SMX West 2012: Duplication, Aggregation, Syndication, Affiliates, Scraping & Info Architecture

SMX West logoHere we are at #smx #25C.

Moderator: Vanessa Fox, Contributing Editor, Search Engine Land (@vanessafox)


Rudy De La Garza, Manager, Corporate Search Engine Optimization,
Gabe Gayhart, SEO Manager, PriceGrabber / Experian Interactive (@datguygabe)
Nick Roshon, SEO Strategist, iCrossing (@nickroshon)
Kent Yunk, VP and SEO Strategist, Roaring Pajamas (@kymktg)

Nick starts the session. Your website is probably the most important content your business has. You want it to be unique, and the biggest reason for this is probably because of search engines. If you have products, don’t just put up the boilerplate manufacturer descriptions. Look at Amazon.

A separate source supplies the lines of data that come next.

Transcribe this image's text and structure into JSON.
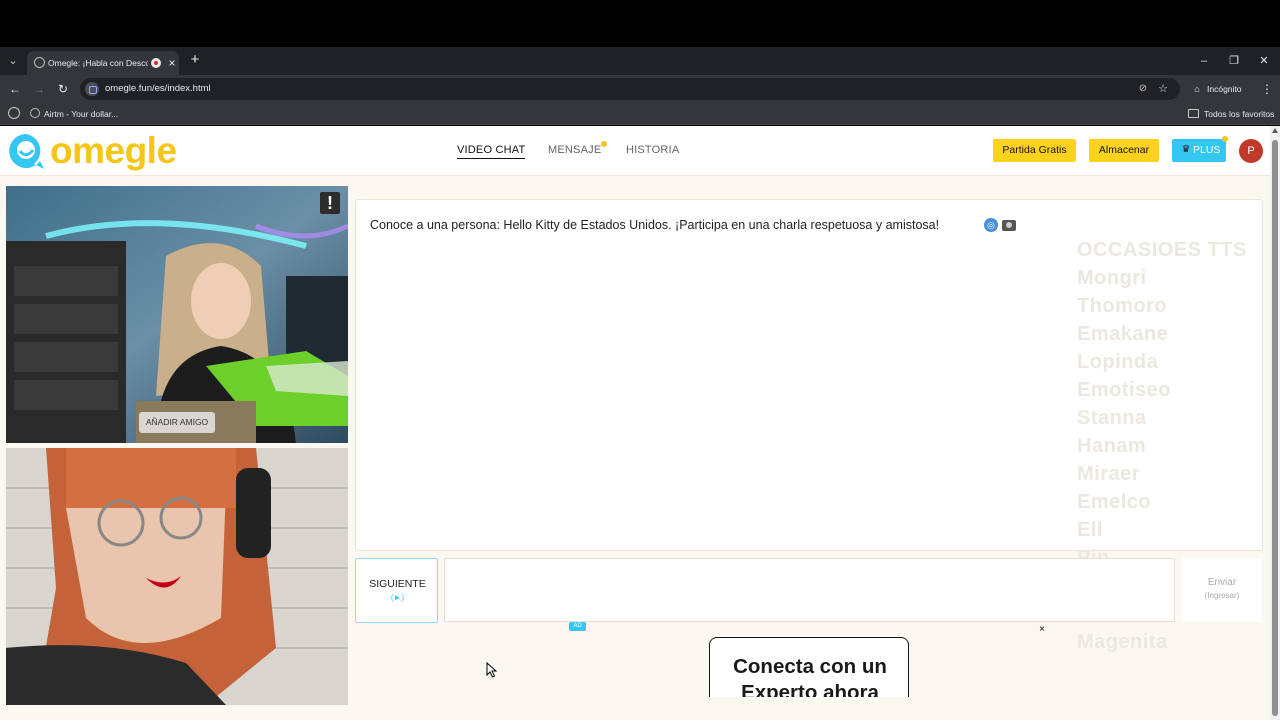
{
  "browser": {
    "tab_title": "Omegle: ¡Habla con Desconocidos!",
    "url": "omegle.fun/es/index.html",
    "incognito_label": "Incógnito",
    "bookmark_label": "Airtm - Your dollar...",
    "all_bookmarks_label": "Todos los favoritos",
    "tab_close": "×",
    "new_tab": "+",
    "window_controls": [
      "–",
      "❐",
      "✕"
    ]
  },
  "site": {
    "logo_text": "omegle",
    "nav": [
      {
        "label": "VIDEO CHAT",
        "active": true
      },
      {
        "label": "MENSAJE",
        "active": false
      },
      {
        "label": "HISTORIA",
        "active": false
      }
    ],
    "btn_free_game": "Partida Gratis",
    "btn_store": "Almacenar",
    "btn_plus": "PLUS",
    "avatar_initial": "P",
    "colors": {
      "brand_yellow": "#f5c518",
      "accent_blue": "#36c6f4"
    }
  },
  "video": {
    "report_label": "!",
    "add_friend_label": "AÑADIR AMIGO"
  },
  "chat": {
    "message": "Conoce a una persona: Hello Kitty de Estados Unidos. ¡Participa en una charla respetuosa y amistosa!",
    "next_label": "SIGUIENTE",
    "next_sub": "(►)",
    "send_label": "Enviar",
    "send_sub": "(Ingresar)",
    "input_placeholder": ""
  },
  "ad": {
    "badge": "AD",
    "close": "×",
    "headline": "Conecta con un Experto ahora"
  }
}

They have boilerplate product descriptions, but then many pages worth of unique content.

Augment boilerplate with:

  • user reviews
  • related products
  • trust builders (return policies, why buy from us, about this brand, coupons, discounts and bundles, pricing policy, nearest stores, email notifications)
  • photos, videos and other assets

Avoiding Duplicate URLs

1. Don’t do it.

  • One product=one URL
  • Dynamically refresh content to displya different pricing info and images

2. But if you have to do it…

  • Use consistent parameters (or better yet, subfolders) and block via robots.txt and Webmaster Tools to block them out.
  • use canonical tag
  • Add an HTML link to the canonical version of the page from the duplicate page.

3. Watch for pagination

Global best practices for search engines:

  • Use a subfolder or subdomain
  • set geotargeting in bing and Google WMT
  • Do localized link building
  • Use the hreflang tag to specify alternate languages

Global SEO and UX:

  • Put country name in page title/header/footer/template
  • Spell things correctly for the Brits and Canucks
Gabe Gayhart
Photo courtesy Luis Angel, @luisangelec

Next is Gabe. He’s the rock paper scissors champion and has a belt to prove it! He doesn’t have many opportunities to show it off so he brought it to show off.

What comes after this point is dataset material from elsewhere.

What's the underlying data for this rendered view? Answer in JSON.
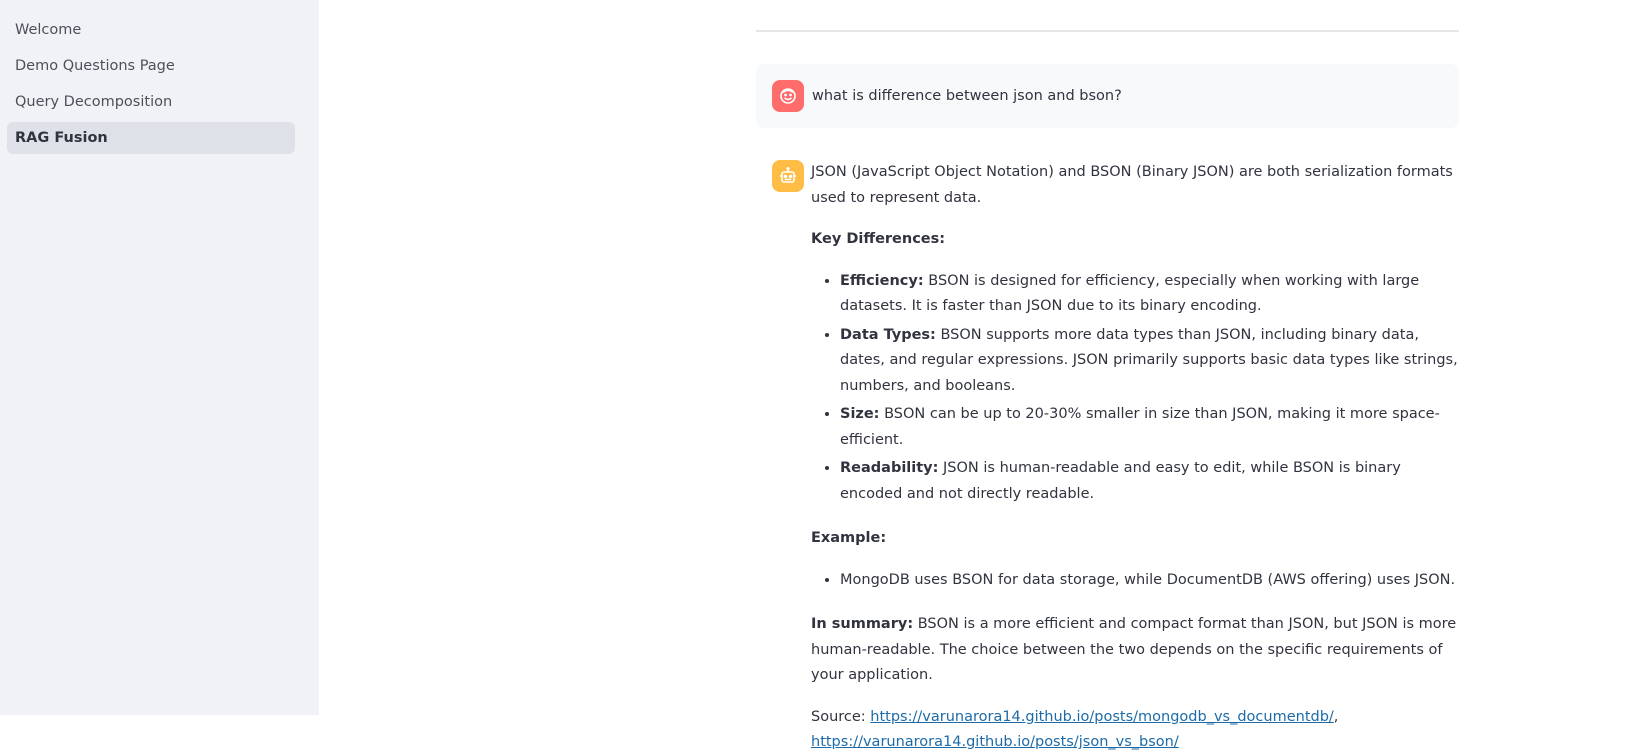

He’s going to establish a plan of attack, process, implementing and executing. His company, PriceGrabber, aggregates merchant feeds. 26 channel focused subdomains broke out the site. Massive amounts of pagination.

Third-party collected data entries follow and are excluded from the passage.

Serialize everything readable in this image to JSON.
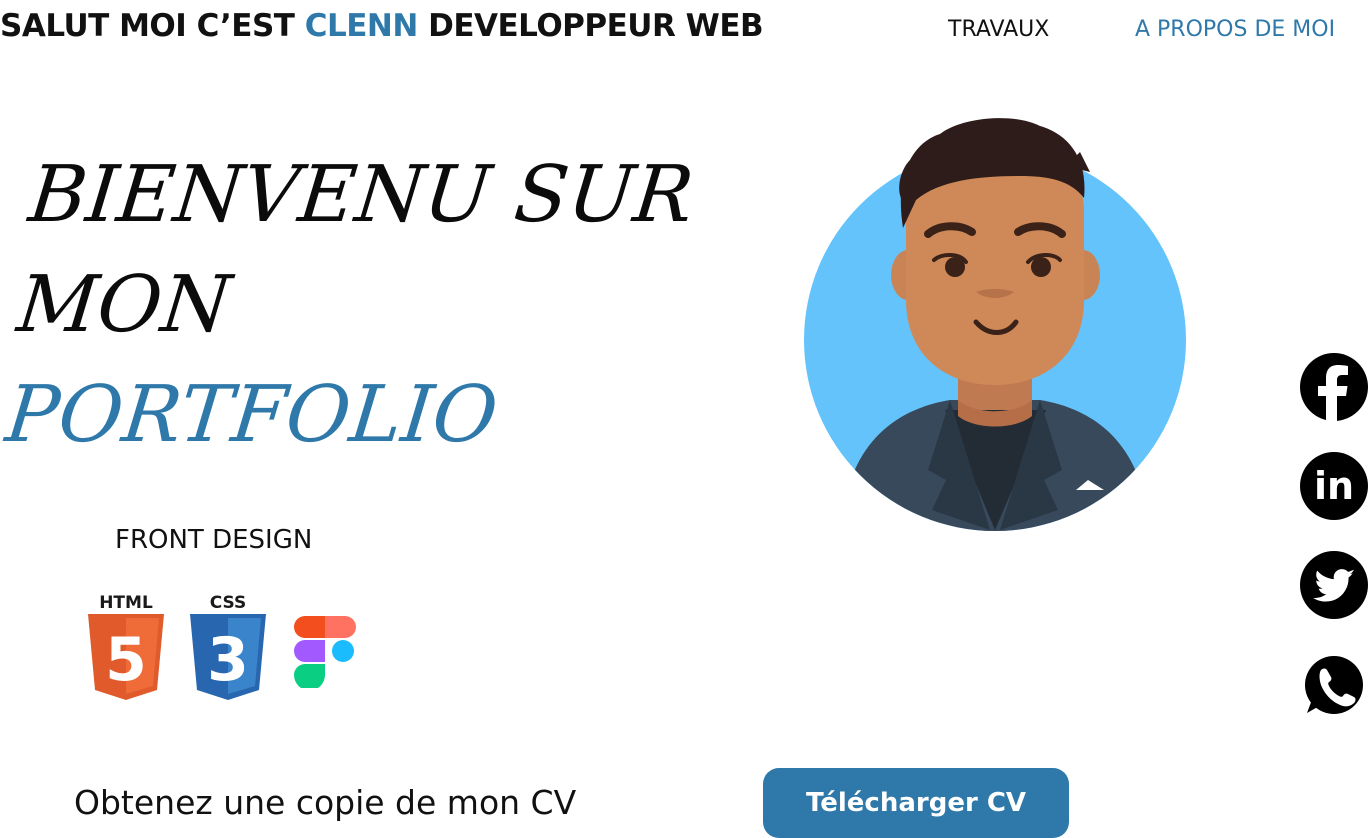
{
  "header": {
    "brand_prefix": "SALUT MOI C’EST",
    "brand_name": "CLENN",
    "brand_suffix": "DEVELOPPEUR WEB",
    "nav": {
      "travaux": "TRAVAUX",
      "a_propos": "A PROPOS DE MOI"
    }
  },
  "hero": {
    "line1": "BIENVENU SUR",
    "line2": "MON",
    "line3": "PORTFOLIO"
  },
  "skills": {
    "title": "FRONT DESIGN",
    "html_label": "HTML",
    "html_number": "5",
    "css_label": "CSS",
    "css_number": "3"
  },
  "cv": {
    "text": "Obtenez une copie de mon CV",
    "button": "Télécharger CV"
  },
  "social": {
    "linkedin_text": "in"
  },
  "colors": {
    "accent": "#2f79aa",
    "avatar_bg": "#65c3fb",
    "text": "#111111"
  },
  "icons": [
    "html5-icon",
    "css3-icon",
    "figma-icon",
    "facebook-icon",
    "linkedin-icon",
    "twitter-icon",
    "whatsapp-icon"
  ]
}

When Panda hit their traffic was dropping. The elephant in the conference room is always Panda. Some top performing keywords went down and they had to adapt. How do you Panda Plan? They split it into 4 categories.


  • structure
  • kw usage
  • tracking parameters
  • folder depth
  • redirects

KW optimization:

  • target based on search volume
  • map to targets and meta data
  • competitiveness

design optimization:

  • optimizing templates
  • on-site link opportunities
  • readable text
  • layout

Existing content optimization:

  • targeting kws and linking in silos
  • leveraging feeds and back end data
  • title tags
  • kw usage in text

Plan as if Google is a dog wanting a biscuit. Google wants to serve the right piece of content. Make the clear distinction of what the priority content is. Plan to kill duplication when possible. Have a redirect strategy (or rel=canonical). If syndication is creating duplication, then support duplicated priority pages with a sound internal linking structure. otherwise, plan for your content to be de-emphasized.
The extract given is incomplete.